C'est marrant comme un clou chasse l'autre.

Après l'article sur la presse papier qu'internet tue, voici le tour de la presse en ligne que free tue. Avant le débat, un petit résumé des épisodes précédents ...

Hier, free a déployé une mise à jour de la freebox server HD sobrement numérotée 1.1.9. Outre les habituelles corrections de bug, cette mise à jour contient une nouvelle fonctionnalité :

Ajout d’une option adblocker permettant de bloquer des publicités (bêta)
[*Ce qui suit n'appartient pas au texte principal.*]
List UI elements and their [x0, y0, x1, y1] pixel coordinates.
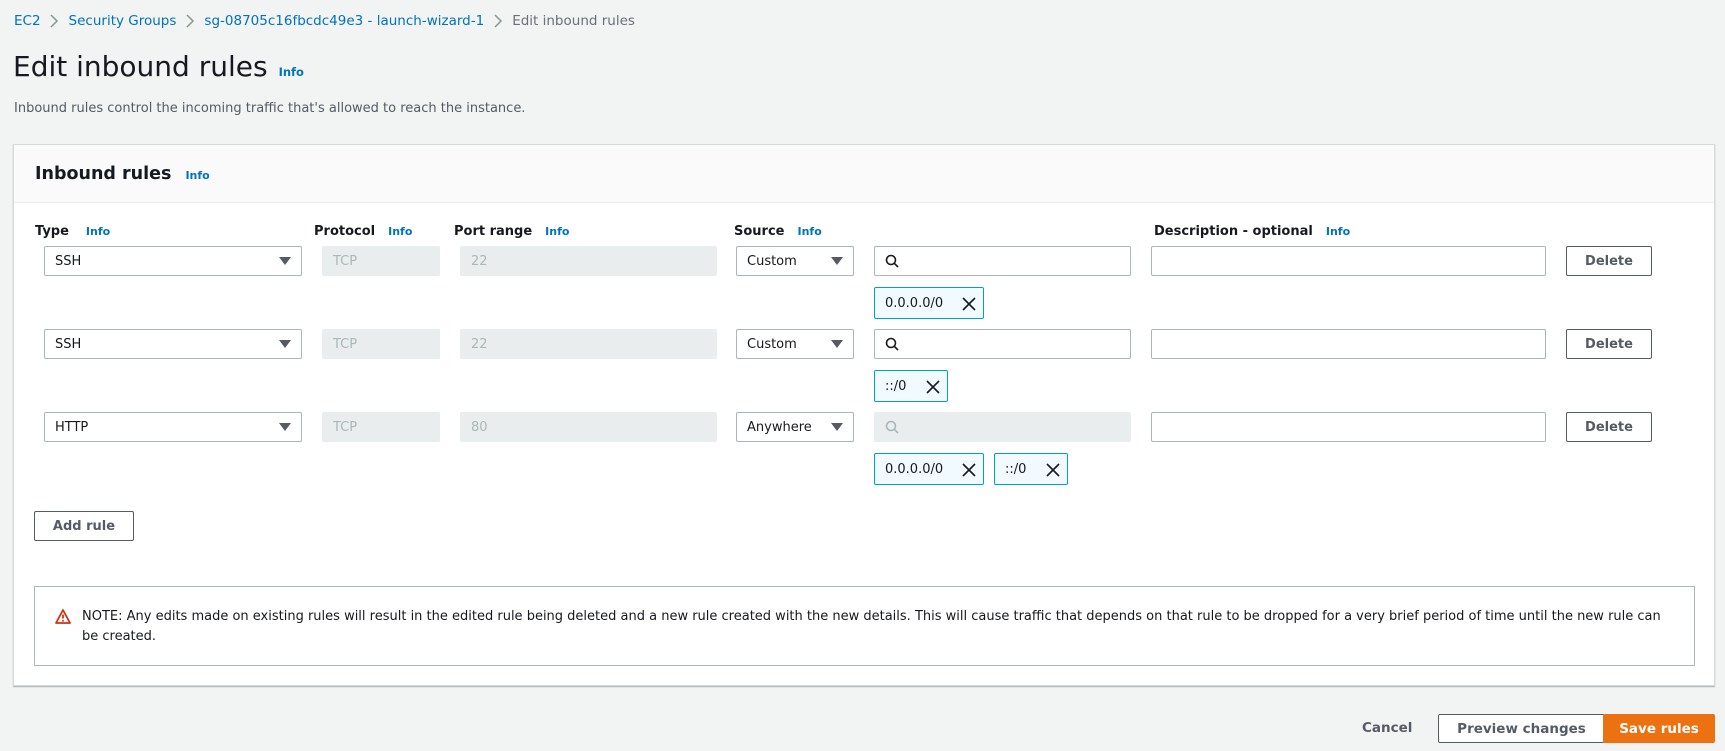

Les articles qui sont parus, par exemple chez Numerama ou Freenews (ces derniers étant pourtant des authentiques fans de free) ne sont pourtant pas si élogieux que ça ... Pour une raison assez logique : ces sites "d'information" vivent uniquement de la publicité. Or c'est précisément cette publicité qui est bloquée par free. Du coup, c'est la bronca, et même le #AdGate comme le souligne FreeNews. Et, reprenant à son compte une tradition Sarkoziste, la ministre de l'internet marchand et publicitaire se saisit du problème :

https://twitter.com/aheritier/status/286920650550046720

Pourtant ...

Pourtant ...

Un bloqueur de publicité, ca fait bien longtemps que j'en ai un ou deux (Adblock+ et Ghostery) installés dans mon Opera/Firefox/Chrome. Et personne n'est venu me dire que je tuais le gentil internet marchand au profit de ces crypto-fascistes de (au choix) LinuxFr, JavaChannel et autres sites totallement gratuits (comme par exemple la Javadoc, les sites Maven, tous les blogs tenus par des sales anonymes communistes, ...). Alors pourquoi, quand free.fr facilite le déploiement de cette technologie (qui n'est PAS du DPI, mais juste une utilisation ingénieuse du DNS - du moins c'est ce que j'en comprend) les sites marchands (qui rappelons-le ne payent pas vraiment la juste redevance pour l'utilisation des tuyaux qu'ils font - le meilleur exemple étant Google qui refuse de payer pour améliorer son peering avec free.fr) tombent-ils joyeusement sur le dos de free.fr ? Hein ? Vous me dites que c'est parce qu'ils vont devoir se décarcasser pour générer du revenu intelligement ? Et que c'est pour ça qu'ils sont grognons ? Pfff ... Un jour, il faudra que les marchands du temple comprennent qu'internet n'a pas à l'origine été conçu comme un espace marchand.

En parallèle, je me demande dans quelle mesure ce blocage n'est pas une vraie solution aux problèmes de débit échangé entre free.fr et google (puisque celui-ci est le propriétaire de la plus grosse régie publicitaire du web au monde).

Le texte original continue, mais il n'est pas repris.